Este hombre podría haber sido puesto en libertad ... - La decisión a la que llegó Agripa mostró la sabiduría de la línea que había tomado San Pablo. El asunto no se podía silenciar ni eliminar. Las autoridades no podían ahora liberarse de la responsabilidad de la custodia segura del prisionero y, al ponerlo en libertad, exponer su vida a las conspiraciones de los judíos; y así el Apóstol logró por fin ese viaje seguro a la ciudad imperial que había sido durante muchos años el gran deseo de su corazón.

No deja de ser interesante señalar que las relaciones posteriores entre Festo y Agripa, durante el breve gobierno del primero, muestran una continuación de la misma entente cordiale que hemos visto en este capítulo. Agripa se instaló en Jerusalén en el antiguo palacio de los príncipes asmoneos o macabeos.

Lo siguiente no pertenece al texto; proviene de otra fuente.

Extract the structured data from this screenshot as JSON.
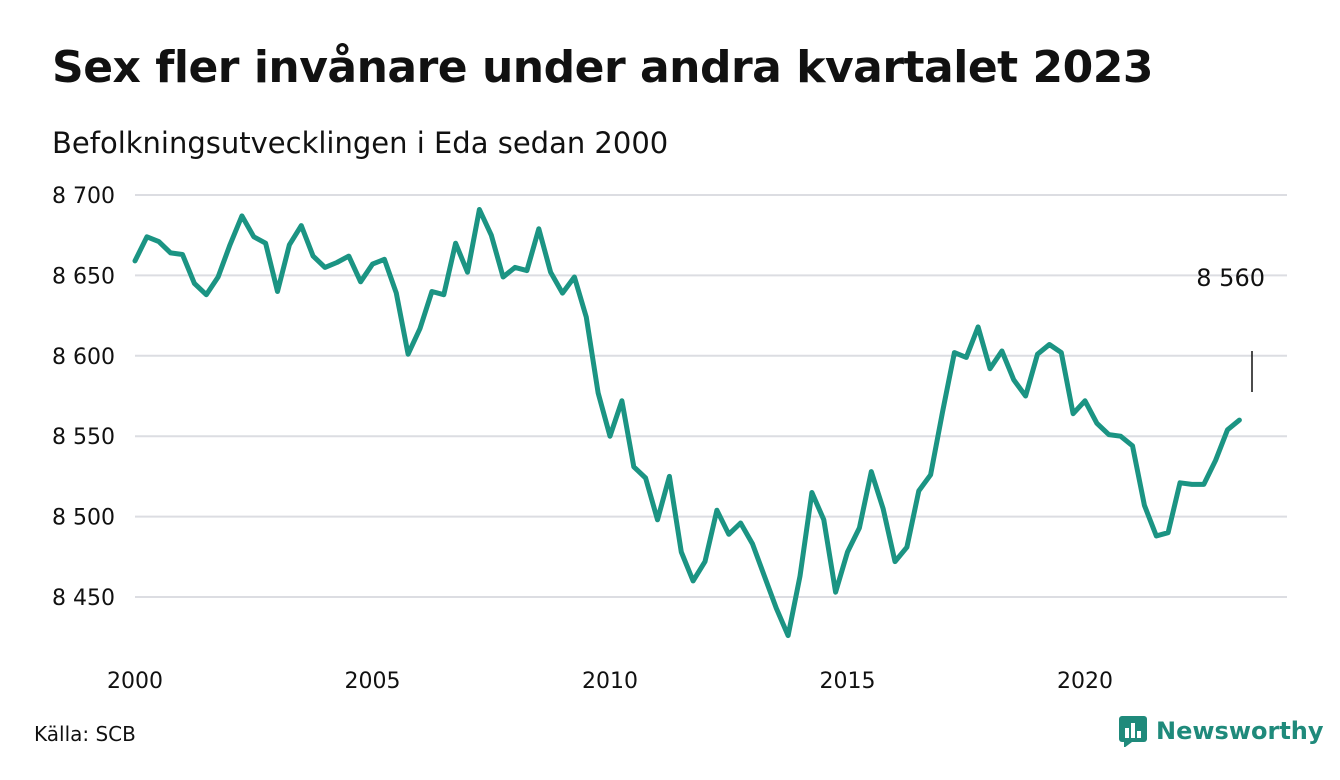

Gozaba de una vista de la ciudad y, desde un salón de banquetes que había erigido, podía contemplar los patios del templo y ver a los sacerdotes sacrificando incluso mientras él se sentaba a comer.

Los judíos consideraron esto como una profanación y construyeron un muro que bloqueaba la vista tanto desde el palacio del rey como desde el pórtico donde los soldados romanos solían hacer guardia durante las fiestas. Esto fue considerado por Festo como un insulto y ordenó que se derribara el muro. Sin embargo, el pueblo de Jerusalén obtuvo permiso para enviar una embajada a Roma. Obtuvieron el apoyo de Poppæa, ya medio prosélito, a la manera de la época entre las mujeres de la clase alta en Roma, y, por la extraña ironía de la historia, el Templo de Jehová fue rescatado de la profanación por la concubina de Nerón. (Jos.

Hormiga. xx. 8, párrafo 11). Agripa siguió mostrando el gusto por la construcción que era la característica hereditaria de su casa. Cesarea de Filipo se amplió y se llamó Neronias, en honor al emperador. Se erigió un vasto teatro en Berytus ( Beyrout ) y se adornó con estatuas. Por fin se terminó el templo, y los 18.000 obreros que quedaron sin trabajo se dedicaron a repavimentar la ciudad con mármol.

La majestuosidad del ritual del templo se vio reforzada por el permiso que el rey dio a los levitas del coro, a pesar de la protesta de los sacerdotes, de que debían llevar un efod de lino. Una vez más notamos la ironía de la historia. El rey que así tuvo la gloria de completar lo que el fundador de su dinastía había comenzado, llevando tanto la estructura como el ritual a una perfección nunca antes alcanzada, vio, en diez años, la captura de Jerusalén y la destrucción del Templo (Jos. Ant . . xx. 8, apartado 7).